Hugo Pilon-Larose Hugo Pilon-Larose
La Presse

La Presse révélait mercredi que les coûts pour agrandir et rénover les écoles dans le Grand Montréal dépassent ces jours-ci 30% du budget qui avait été prévu. De plus, ces travaux – nécessaires puisqu’une école sur deux est en mauvais état au Québec – s’ajoutent aux nouvelles classes de maternelle 4 ans à construire, dont le coût moyen de construction par classe est évalué à 800 000 $ par Québec. 

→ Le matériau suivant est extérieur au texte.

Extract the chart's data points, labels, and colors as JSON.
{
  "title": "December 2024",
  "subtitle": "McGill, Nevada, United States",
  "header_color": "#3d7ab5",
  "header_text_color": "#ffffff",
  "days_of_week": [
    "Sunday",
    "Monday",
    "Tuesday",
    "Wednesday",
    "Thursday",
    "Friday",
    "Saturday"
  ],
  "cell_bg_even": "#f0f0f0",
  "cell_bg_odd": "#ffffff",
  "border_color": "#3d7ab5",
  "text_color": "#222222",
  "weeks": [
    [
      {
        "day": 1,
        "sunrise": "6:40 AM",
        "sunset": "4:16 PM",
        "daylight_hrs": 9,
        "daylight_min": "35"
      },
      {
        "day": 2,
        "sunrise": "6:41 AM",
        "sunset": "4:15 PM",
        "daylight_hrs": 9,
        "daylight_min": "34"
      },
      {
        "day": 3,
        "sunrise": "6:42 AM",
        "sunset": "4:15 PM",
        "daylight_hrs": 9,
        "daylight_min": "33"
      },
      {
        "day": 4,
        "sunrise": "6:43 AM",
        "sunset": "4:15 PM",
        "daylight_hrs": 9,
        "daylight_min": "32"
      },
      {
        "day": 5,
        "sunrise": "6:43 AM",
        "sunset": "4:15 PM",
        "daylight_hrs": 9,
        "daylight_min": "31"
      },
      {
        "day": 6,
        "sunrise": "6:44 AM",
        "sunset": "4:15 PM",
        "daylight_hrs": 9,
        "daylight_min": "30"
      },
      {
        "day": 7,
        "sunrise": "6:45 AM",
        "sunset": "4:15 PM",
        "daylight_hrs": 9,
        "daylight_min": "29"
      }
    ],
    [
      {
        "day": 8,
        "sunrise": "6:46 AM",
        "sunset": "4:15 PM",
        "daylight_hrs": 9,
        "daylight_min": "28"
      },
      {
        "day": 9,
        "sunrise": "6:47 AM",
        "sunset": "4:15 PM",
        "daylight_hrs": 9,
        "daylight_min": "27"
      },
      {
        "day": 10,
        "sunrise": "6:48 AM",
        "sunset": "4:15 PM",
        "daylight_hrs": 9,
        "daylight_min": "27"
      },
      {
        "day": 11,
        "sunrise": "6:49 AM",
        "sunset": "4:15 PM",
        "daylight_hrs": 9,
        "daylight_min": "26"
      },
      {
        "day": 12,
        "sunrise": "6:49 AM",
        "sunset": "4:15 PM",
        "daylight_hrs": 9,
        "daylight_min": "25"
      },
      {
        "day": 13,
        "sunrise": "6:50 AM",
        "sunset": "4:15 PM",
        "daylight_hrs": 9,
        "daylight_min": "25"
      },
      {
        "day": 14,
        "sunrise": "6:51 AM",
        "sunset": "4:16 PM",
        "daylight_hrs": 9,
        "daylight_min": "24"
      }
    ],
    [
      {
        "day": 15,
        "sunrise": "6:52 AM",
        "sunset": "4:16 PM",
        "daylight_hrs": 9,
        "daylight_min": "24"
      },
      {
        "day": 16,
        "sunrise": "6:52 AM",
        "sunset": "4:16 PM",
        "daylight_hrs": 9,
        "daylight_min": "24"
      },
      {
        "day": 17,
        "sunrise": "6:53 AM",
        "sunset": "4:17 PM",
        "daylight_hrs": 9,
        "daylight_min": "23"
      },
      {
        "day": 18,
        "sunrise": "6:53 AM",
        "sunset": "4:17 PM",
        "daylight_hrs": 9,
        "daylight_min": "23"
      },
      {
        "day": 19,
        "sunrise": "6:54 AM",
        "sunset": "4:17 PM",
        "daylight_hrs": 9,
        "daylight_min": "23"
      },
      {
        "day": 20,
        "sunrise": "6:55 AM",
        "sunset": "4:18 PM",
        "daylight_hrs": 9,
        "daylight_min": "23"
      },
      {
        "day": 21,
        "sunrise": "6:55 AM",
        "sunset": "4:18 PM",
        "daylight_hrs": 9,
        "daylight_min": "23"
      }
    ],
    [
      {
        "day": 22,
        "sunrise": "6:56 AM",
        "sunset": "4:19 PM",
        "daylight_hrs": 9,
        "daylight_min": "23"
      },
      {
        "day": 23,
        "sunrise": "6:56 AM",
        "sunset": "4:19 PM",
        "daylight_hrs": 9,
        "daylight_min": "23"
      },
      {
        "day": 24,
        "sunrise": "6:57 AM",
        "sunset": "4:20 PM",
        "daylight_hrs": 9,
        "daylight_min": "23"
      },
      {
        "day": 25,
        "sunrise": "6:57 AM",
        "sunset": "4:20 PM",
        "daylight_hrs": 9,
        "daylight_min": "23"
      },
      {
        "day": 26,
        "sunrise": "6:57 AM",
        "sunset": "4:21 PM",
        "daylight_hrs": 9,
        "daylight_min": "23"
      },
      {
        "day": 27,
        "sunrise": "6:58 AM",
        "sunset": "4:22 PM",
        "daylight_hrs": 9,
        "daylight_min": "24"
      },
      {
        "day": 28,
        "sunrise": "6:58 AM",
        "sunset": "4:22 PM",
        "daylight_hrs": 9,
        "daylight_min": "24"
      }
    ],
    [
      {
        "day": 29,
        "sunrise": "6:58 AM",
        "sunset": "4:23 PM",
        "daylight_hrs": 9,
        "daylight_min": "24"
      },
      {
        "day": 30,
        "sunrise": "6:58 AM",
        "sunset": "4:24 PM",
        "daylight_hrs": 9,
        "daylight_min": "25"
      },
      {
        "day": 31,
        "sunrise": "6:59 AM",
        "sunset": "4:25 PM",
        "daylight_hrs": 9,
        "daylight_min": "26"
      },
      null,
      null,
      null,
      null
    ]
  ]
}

« Les 250 classes [de maternelles 4 ans qui ouvriront] en septembre prochain n’engendrent aucun coût, a assuré le ministre Roberge. Ce sont des classes qui étaient vides. Il reste encore 700 classes vides dans notre réseau […] qui attendent des élèves. On les a bâtis, on les chauffe l’hiver, mais il n’y a pas d’enfants. [C’est] absurde. »

« Les 950 premières classes [de maternelle 4 ans] qu’on risque d’ouvrir coûteront 0 $ dans le plan québécois des infrastructures », a poursuivi le ministre de l’Éducation.

Le premier ministre François Legault s’est pour sa part contenté de dire qu’il est «temps qu’on agisse» pour rénover les écoles vétustes du Québec.